No prizes for guessing where most of this column’s focus is on after this weekend. Nowlan Park was the stage for one of the most unusual moments I’ve seen in a game and it’s no surprise it has most of the country talking.
The Kilkenny crowd were up in arms when Dublin maor foirne Greg Kennedy intercepted TJ Reid’s quickly-taken free.
Strip away the emotional reaction to it and there was plenty from Brian Cody on the sideline but Kennedy shouldn’t have been where he was.
He was quick to react to the danger and it was his instinct to stop Kilkenny from catching Dublin unawares, which likely would have led to a goal opportunity. Cathal McAllister mightn’t have blown his whistle but Greg was in the wrong.
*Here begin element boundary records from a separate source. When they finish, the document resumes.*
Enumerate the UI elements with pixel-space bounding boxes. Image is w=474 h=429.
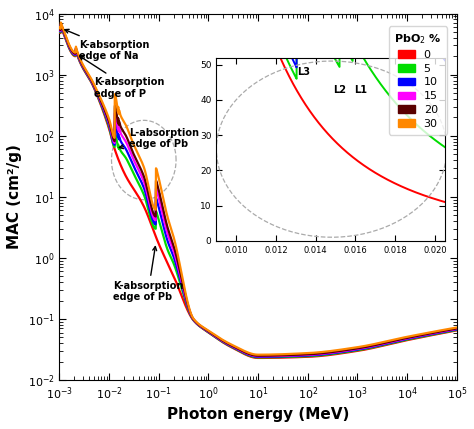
Text: K-absorption
edge of Pb: K-absorption edge of Pb (113, 247, 183, 302)
X-axis label: Photon energy (MeV): Photon energy (MeV) (167, 407, 349, 422)
Text: K-absorption
edge of Na: K-absorption edge of Na (65, 29, 149, 61)
Text: K-absorption
edge of P: K-absorption edge of P (80, 56, 164, 99)
Legend: 0, 5, 10, 15, 20, 30: 0, 5, 10, 15, 20, 30 (389, 27, 447, 135)
Text: L-absorption
edge of Pb: L-absorption edge of Pb (119, 128, 199, 149)
Y-axis label: MAC (cm²/g): MAC (cm²/g) (7, 144, 22, 249)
He will do well now to avoid a punishment because this is exactly the type of incident Croke Park have been waiting for.
This is the perfect opportunity for them to now crack down on the number of team officials on the sideline. Over time, we have seen the zonal areas and seats being introduced and what happened on Saturday evening will give the powers-that-be a prime reason to take even more action.
As far as the refereeing of the game was concerned, there were major errors over the 70 plus minutes. Liam Rushe was lucky to win the first penalty because it didn’t appear he was fouled.
For Kilkenny’s in the second half, which was also questionable, Colin Fennelly wasn’t afforded the full advantage and in that regard it’s just as well that TJ Reid scored the penalty.
Also, Adrian Mullen was awarded a point by one of his umpires but that effort was wide. When McAllister looks back he might feel the performance by him and his team was a shade disappointing.
The flashpoint between Walter Walsh and Chris Crummey was an embarrassing one for both players but especially the latter who dived. Walsh did confront him and his head did go forward but it was obvious that Crummey made a meal of it. I saw a similar incident in the Meath-Offaly game yesterday and it’s clear that not enough is being done to stamp out feigning injury even though it’s a yellow card offence.
In Páirc Uí Chaoimh yesterday, Seán Cleere was having a fine game for 50-60 minutes but then a few things went against him and, as it so happened, it affected Cork. Pádraic Maher was not booked for a deliberate trip, Patrick Horgan was blown for over-carrying when he was actually fouled and he was later punished for what seemed like charging.
In the 67th minute, Darragh Fitzgibbon was tripped and no free was given and when a 65 call went against Cork late on it was no surprise that Anthony Nash made his feelings known for which he was yellow-carded.
Cleere is one of the fittest referees in the game but I wonder if fatigue set in during those closing stages. As I should know, the knock on the head earlier in the game mightn’t have helped either but I would question his positioning.
He doesn’t need to be as close to the boundary lines as he puts himself in. If he could imagine the pitch being 10m tighter he would do far better.
In Walsh Park, there weren’t too many talking points about James Owens’ refereeing. The sideline call against Waterford in the dying moments was unfortunate but it would be a stretch to say it defined the game.
Colum Cunning refereed Offaly-Laois on Saturday evening and his performance was a mixed bag. He made some good decisions but missed a blatant penalty for Oisín Kelly in the opening minutes.
Offaly’s Cillian Kiely was lucky not to be sent off for a wild lash. Pádraig Delaney hit out at Colin Egan and yet there was no free. A Laois goal should also have been ruled out for a foul in the build-up.
It was a big game for Cunning but he has to improve if he wants to progress. I was also at Meath and Offaly’s game in Páirc Tailteann yesterday and Martin McNally made a couple of odd decisions but overall he could be happy with his display.